Production Team Bios

ARIANA CRUZ

Hair & Costume Design, Stylist: Pachuquísmo, world premiere of Ghostly Labor

Ariana Cruz is a seamstress, costume designer and educator based in the San Francisco Bay Area. She has worked with La Mezcla since 2018, styling hair and costumes, and creating visual art installations for the show Pachuquísmo. Ariana is the creator of Sew Frisco, a wearable thread art brand inspired by growing up in San Francisco through iron on patches and pins.
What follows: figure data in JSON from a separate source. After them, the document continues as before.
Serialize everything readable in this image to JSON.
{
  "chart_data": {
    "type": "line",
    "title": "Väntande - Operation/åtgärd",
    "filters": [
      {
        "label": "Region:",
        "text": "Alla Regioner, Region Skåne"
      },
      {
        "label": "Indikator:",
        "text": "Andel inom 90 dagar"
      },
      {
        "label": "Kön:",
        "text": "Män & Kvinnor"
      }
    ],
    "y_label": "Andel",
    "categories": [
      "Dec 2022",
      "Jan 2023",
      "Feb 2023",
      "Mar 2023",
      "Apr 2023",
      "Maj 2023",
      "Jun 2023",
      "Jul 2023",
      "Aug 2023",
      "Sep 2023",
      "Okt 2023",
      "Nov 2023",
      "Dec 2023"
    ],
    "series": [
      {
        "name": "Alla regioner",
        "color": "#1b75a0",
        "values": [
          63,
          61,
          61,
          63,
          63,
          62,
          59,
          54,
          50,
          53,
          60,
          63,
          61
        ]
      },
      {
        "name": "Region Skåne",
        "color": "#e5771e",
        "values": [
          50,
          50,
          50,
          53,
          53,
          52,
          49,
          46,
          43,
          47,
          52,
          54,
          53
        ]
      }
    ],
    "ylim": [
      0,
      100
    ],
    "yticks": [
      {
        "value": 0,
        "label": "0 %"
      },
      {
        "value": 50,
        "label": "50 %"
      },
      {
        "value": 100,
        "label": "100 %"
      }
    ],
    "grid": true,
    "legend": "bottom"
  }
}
She continues to work with La Mezcla as costume designer for their upcoming show Ghostly Labor.

JUSTINE FERNANDEZ

Technical Director & Lighting Designer: Pachuquísmo

Justine Fernandez is a theater and museum worker born and raised in the Bay Area. For La Mezcla she acts as both Lighting Designer and the Stage Manager. She also works as a freelance TD/technician at venues around the Bay and as a preparator at the Oakland Museum of California where she enjoys and takes pride in creating and working with her hands.

DAVID R. MOLINA

Sound Design & Audio Engineer: Pachuquísmo, world premiere of Ghostly Labor

David R. Molina is a composer, musician, sound artist/designer, and instrument inventor who works on performing arts and multimedia productions. Credits: El Borracho (The Old Globe), King Lear (STL Shakespeare Festival), Quixote Nuevo (Tour 2019-2020, Round House 2021), Mojada (Rep of St. Louis, CTG, OSF), Two Trains Running (Seattle Rep, Arena Stage), Macbeth (Play On Podcasts). Resident Artist: NAKA Dance Theater, Human Shakes, Brava Theater. Awards: L.A. Ovation, Creative Capital, Wattis Fund, InterMusic SF Grant, San Francisco Arts Commission Grant. Multimedia: SFMOMA, The Broad, Oakland Museum of California, McLoughlin Gallery. Music Collaborations: Tau (Berlin), Emanative (U.K.), El Paso (Peru), The Pyramids. Bands: Impuritan, Ghosts and Strings, Transient. Drmsound.com.

CARLIE ALGAS

Audio Engineer

Carlie Algas got into live sound after she volunteered at a weekly open mic night at a coffee shop. From there, she graduated from Women’s Audio Missions’ internship program. After working with diverse clients, she landed at Brava Theater, where she experienced the swing and rhythm of Pachuquísmo. As La Mezcla’s Audio Engineer she elevates the percussive sounds of the dance and highlights the musicality of the original compositions.

John Jota Leaños

Film Co-Director, Animator & Videographer

John Jota Leaños is a Mestizx (Italo/Chicanx/Chumash) media artist and animator focusing on critical convergences of history, memory, social space, and decolonization. Leaños’ animation, installation, opera, performance and public media fuse traditional practices and aesthetics with new technologies and contemporary reconfigurations. His work has been shown at the Sundance Film Festival, Cannes Short Corner, PBS.org, the Whitney Biennial, San Francisco Museum of Modern Art, the Museum of Contemporary Art, Chicago and a variety of other art and public contexts. Leaños is a Guggenheim Fellow in Fim & Media and Creative Capital Foundation Grantee who has received the United States Artist Fellowship, National Association for Latino Arts and Culture (NALAC) Master Artist Award, the San Francisco Art Commission Individual Artist Grant, and the Creative Work Fund Award. He has been an artist-in-resident at the Center for Chicano Studies, University of California, Santa Barbara, the Center for Arts in Society, Carnegie Mellon University, and the Headlands Center for the Arts. Leaños is currently a Professor in the Department of Film and Digital Media at the University of California, Santa Cruz.